Heteroscedastic and heavy-tailed regression with mixtures of skew Laplace normal distributions


Creative Commons License

Dogru F. Z., Yu K., ARSLAN O.

JOURNAL OF STATISTICAL COMPUTATION AND SIMULATION, vol.89, no.17, pp.3213-3240, 2019 (SCI-Expanded, Scopus) identifier

  • Publication Type: Article / Article
  • Volume: 89 Issue: 17
  • Publication Date: 2019
  • Doi Number: 10.1080/00949655.2019.1658111
  • Journal Name: JOURNAL OF STATISTICAL COMPUTATION AND SIMULATION
  • Journal Indexes: Science Citation Index Expanded (SCI-EXPANDED), Scopus
  • Page Numbers: pp.3213-3240
  • Keywords: EM algorithm, joint location, scale and skewness models, mixture model, ML estimation, SLN, SN, MODELING VARIANCE HETEROGENEITY, MAXIMUM-LIKELIHOOD, VARIABLE SELECTION, SCALE-PARAMETERS, JOINT LOCATION, CONSISTENCY
  • Open Archive Collection: AVESIS Open Access Collection
  • Ankara University Affiliated: Yes

Abstract

Joint modelling skewness and heterogeneity is challenging in data analysis, particularly in regression analysis which allows a random probability distribution to change flexibly with covariates.
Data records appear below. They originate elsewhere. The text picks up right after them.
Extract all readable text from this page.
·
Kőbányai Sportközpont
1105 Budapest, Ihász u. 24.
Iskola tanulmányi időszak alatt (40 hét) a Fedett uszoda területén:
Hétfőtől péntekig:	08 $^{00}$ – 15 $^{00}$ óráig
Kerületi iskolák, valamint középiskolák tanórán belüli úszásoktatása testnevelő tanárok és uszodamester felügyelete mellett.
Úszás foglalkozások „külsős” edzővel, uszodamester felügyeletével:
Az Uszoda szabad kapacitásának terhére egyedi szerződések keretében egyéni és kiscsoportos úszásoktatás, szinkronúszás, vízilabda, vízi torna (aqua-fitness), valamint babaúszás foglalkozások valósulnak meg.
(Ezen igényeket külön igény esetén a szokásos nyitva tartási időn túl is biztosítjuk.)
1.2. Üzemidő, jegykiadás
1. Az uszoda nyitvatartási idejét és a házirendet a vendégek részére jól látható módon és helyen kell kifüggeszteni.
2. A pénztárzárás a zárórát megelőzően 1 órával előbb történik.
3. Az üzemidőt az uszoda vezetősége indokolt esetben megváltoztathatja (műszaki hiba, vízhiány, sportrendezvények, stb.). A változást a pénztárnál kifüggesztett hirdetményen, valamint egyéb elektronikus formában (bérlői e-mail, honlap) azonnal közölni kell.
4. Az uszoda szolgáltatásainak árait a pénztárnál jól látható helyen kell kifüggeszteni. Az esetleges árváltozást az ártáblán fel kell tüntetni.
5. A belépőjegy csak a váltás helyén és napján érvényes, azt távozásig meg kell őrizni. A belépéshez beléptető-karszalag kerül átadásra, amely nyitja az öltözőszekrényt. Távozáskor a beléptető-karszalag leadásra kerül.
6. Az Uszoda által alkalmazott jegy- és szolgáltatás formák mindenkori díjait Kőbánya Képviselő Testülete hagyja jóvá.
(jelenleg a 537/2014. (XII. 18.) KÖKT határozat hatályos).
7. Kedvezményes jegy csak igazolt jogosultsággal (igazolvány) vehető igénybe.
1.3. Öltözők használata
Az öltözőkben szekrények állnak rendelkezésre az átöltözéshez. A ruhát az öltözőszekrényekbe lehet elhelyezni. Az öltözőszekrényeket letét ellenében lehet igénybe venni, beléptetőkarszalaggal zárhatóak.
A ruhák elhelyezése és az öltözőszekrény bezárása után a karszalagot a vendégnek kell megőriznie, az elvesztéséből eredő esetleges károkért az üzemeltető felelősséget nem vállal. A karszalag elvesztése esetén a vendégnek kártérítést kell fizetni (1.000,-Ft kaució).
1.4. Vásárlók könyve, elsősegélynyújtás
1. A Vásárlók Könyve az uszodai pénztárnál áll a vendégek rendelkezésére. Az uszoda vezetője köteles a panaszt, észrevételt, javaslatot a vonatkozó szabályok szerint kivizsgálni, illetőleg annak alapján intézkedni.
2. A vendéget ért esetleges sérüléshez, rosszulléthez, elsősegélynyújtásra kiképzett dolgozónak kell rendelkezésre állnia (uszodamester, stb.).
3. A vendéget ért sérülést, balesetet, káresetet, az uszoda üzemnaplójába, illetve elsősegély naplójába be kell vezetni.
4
This paper, based on a skew Laplace normal (SLN) mixture of location, scale, and skewness, introduces a new regression model which provides a flexible modelling of location, scale and skewness parameters simultaneously. The maximum likelihood (ML) estimators of all parameters of the proposed model via the expectation-maximization (EM) algorithm as well as their asymptotic properties are derived. Numerical analyses via a simulation study and a real data example are used to illustrate the performance of the proposed model.